On a positive note: I’m headed to Sea World on Saturday, military and their family can get in free…that’s one bright side of the life of an Armywife:)
Be Blessed & Be Safe
5 years ago today, I developed a yeast infection that I couldn’t get rid of. I scheduled an appointment with my NP. I walked into the exam room hoping to get relief from the itchy feeling I had but instead I walked out with something I didn’t expect…I walked out with diabetes. The first person I called was my mom, couldn’t call my husband because he was in Iraq. I cried. I read all the information I could from the internet. I asked questions. I gained knowledge for a disease I was clueless about. I counted carbs and maintained my blood sugar. 5 years later, I am still going strong.
I am blessed- I haven’t been in the hospital due to diabetes. I am blessed, I have a supportive husband who made the lifestyle change with me. He holds my hand, sits through some of my frustrated times and tells me when I maybe too high or too low. I refuse to let diabetes steal my JOY. I refuse to let diabetes take over my body. If I have to give up cakes, pie’s or ice cream to live a long life with diabetes I will. But If I was to ever developed complications, at least I can say I tried.
Diabetes has been a blessing in my life. I am still new at it but it doesn’t matter how long someone has been living with diabetes, it’s not an easy task for anyone at any stage in the game. I have met a lot of interesting people, gained friendships and formed bonds with people who understand diabetes. I’ve heard their stories and have a new found respect for them. They are no longer just my friends with diabetes, they are my brother’s and sister’s.
I don’t look at diabetes as a curse. I don’t hate diabetes. I show it love, I embrace it. I was taught “If you can’t fix it, why complain about it?” I stopped complaining about it along time ago. I want to take what I’ve learned about diabetes and living with it to a whole different level. I want to educate the world one person at a time. If I can change 1 person’s evil thoughts about diabetes, that means I’ve done my job. I am more than just a number. I am a wife, mother, daughter, sister, aunt and friend. I am a person living with diabetes.
I am blessed and thankful to lived 5 years with diabetes. I pray for many more years to come.
I was reading a post on the Blogging Diabetes called “8 Tips for a Better A1C“, written by Lorraine. The post was amazing and I enjoyed it. I decided to watch the video of Caleb. The video showed how the Omnipod has helped Caleb live a almost “normal” life with diabetes. Niya (3 year-old) was sitting next to me. She started asking questions.
Niya– “Mom, he is too little to have a Pod.”
Me-“Niya it’s ok, he has diabetes. You can get diabetes at any age.”
Niya- “Why does he have a Pod? He has diabetes?”
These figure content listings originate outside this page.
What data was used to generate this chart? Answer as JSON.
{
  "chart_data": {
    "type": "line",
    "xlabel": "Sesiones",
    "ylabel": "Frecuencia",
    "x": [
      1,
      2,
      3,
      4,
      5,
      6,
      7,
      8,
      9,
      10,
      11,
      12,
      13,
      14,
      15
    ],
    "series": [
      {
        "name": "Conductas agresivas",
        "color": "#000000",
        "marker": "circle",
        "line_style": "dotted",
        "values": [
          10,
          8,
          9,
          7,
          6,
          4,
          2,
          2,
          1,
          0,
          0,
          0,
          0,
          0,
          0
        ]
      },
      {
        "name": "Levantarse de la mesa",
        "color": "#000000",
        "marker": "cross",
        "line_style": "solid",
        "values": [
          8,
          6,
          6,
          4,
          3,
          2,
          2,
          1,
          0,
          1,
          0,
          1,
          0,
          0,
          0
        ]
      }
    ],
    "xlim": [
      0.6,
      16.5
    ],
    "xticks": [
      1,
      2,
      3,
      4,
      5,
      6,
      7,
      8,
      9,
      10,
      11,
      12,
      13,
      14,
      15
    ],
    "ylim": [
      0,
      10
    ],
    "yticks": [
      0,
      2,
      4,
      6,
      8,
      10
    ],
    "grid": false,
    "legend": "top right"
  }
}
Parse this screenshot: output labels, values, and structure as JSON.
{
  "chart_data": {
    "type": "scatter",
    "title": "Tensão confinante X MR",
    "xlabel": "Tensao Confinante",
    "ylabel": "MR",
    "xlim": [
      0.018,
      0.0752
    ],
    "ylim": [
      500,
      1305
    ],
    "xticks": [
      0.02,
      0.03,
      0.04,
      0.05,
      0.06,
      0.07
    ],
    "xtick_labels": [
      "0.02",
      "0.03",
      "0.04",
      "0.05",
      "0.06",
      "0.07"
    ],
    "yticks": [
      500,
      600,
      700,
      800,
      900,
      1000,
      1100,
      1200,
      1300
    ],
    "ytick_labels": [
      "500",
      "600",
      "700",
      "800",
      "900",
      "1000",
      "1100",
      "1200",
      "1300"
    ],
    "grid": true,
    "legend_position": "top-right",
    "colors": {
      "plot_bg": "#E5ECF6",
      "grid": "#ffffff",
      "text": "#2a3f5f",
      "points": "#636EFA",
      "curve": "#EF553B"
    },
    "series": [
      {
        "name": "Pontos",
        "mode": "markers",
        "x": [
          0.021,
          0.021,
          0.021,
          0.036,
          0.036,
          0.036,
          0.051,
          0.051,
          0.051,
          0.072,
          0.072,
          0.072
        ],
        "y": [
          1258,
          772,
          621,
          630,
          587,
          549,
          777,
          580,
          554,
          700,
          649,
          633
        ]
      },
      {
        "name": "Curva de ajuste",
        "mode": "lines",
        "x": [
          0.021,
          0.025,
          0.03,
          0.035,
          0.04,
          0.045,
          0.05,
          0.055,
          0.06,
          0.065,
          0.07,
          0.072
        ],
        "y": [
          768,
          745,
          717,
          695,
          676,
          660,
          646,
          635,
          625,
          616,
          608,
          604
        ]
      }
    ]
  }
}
Me– “Yes, he has diabetes. He has diabetes just like your Me, Jaimie and Ninja (George).”
Niya– “Mom, I want to be like you. I want to be a diabetic.”
Gosh, my heart began to pound. Think. Think. THINK. Breathe. I didn’t want to paint a negative picture of diabetes. Think. Think. Think. OK, Breathe. Niya, there’s a chance you might become a diabetic. Right now, enjoy being you. I understand you want to be like me– you have my personality, smile and you make people laugh. I do all of those things, so you are just like me:) She left the room. I was shocked. I began to pray. “Lord, please don’t let diabetes interfere with my little girls life.” I pray it won’t happen, that’s all I can do.